| Monday 08 December | 19:00 | Sky Movies HD2 |
The name "Will Ferrell" and the word "understated" wouldn't normally appear in the same sentence...let alone the same film.
Yet, here the less-than-subtle star of Talladega Nights and Anchorman weighs in with a performance of real poignancy and poise.
He plays US tax inspector Harold Crick, a dull drone uneasy out of his rigorous routine and prone to obsessively calculating mundanities such as the seconds taken to reach his bus-stop.
Then, suddenly one day, he overhears a woman's disconnected voice providing an exact commentary on what he's doing - and what he's about to do.

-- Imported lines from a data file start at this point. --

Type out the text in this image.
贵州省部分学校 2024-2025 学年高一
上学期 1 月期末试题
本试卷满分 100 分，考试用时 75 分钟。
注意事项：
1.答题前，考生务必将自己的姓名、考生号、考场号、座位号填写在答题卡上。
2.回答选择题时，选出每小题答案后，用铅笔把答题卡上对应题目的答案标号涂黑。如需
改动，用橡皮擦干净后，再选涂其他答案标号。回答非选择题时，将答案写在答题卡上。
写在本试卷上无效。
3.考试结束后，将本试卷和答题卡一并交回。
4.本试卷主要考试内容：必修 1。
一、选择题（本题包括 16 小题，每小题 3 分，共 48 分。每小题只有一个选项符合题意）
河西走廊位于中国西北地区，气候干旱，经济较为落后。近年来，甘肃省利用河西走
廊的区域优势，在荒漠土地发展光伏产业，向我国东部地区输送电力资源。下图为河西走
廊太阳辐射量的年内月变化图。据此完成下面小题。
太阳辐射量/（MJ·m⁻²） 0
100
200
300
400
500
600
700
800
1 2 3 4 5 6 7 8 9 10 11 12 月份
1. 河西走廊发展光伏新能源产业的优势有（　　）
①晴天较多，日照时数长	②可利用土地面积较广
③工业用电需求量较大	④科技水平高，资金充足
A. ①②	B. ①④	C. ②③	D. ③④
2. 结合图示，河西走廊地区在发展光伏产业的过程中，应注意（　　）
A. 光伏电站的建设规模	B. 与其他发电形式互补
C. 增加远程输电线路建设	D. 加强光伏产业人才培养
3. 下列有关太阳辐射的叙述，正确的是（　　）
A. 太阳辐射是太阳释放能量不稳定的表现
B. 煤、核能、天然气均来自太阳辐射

It transpires that Harold is the unwitting main character in a novel being written by Karen Eiffel (Thompson), who has hit writer's block regarding how to kill him off.
Now, if you can accommodate this conceit, then Harold's subsequent fate takes on an excruciating resonance as he finally wakes up to his threatened life's possibilities.
The catalyst for his emotional enlightenment is Gyllenhaal, a flighty, flour-streaked baker who refuses to pay that proportion of taxes that funds military hardware.
Initially, Crick is her by-the-book persecutor, chasing her for the unpaid tax, but he becomes entranced with her carefree worldview and finds himself falling in love.
The lynchpin of this beguiling story is the chemistry between Gyllenhaal's bright-eyed free spirit and the understated - yes, that's right, understated - Ferrell's buttoned-up jobsworth.
Director Marc Forster (Finding Neverland) has fashioned an unconventional rom-com of a style that will be familiar to fans of Charlie Kaufman (Eternal Sunshine of the Spotless Mind, Adaptation).
Once you've bought into the concept, there's plenty to enjoy as Harold discards his hang-ups (one scene where he warbles Wreckless Eric's Whole Wide World is worth the entrance fee alone) and desperately tries to find a way to escape his literary fate.
Deliciously different, it's a neat riposte to Benjamin Franklin's assertion that the only two things in life that are certain are "death and taxes".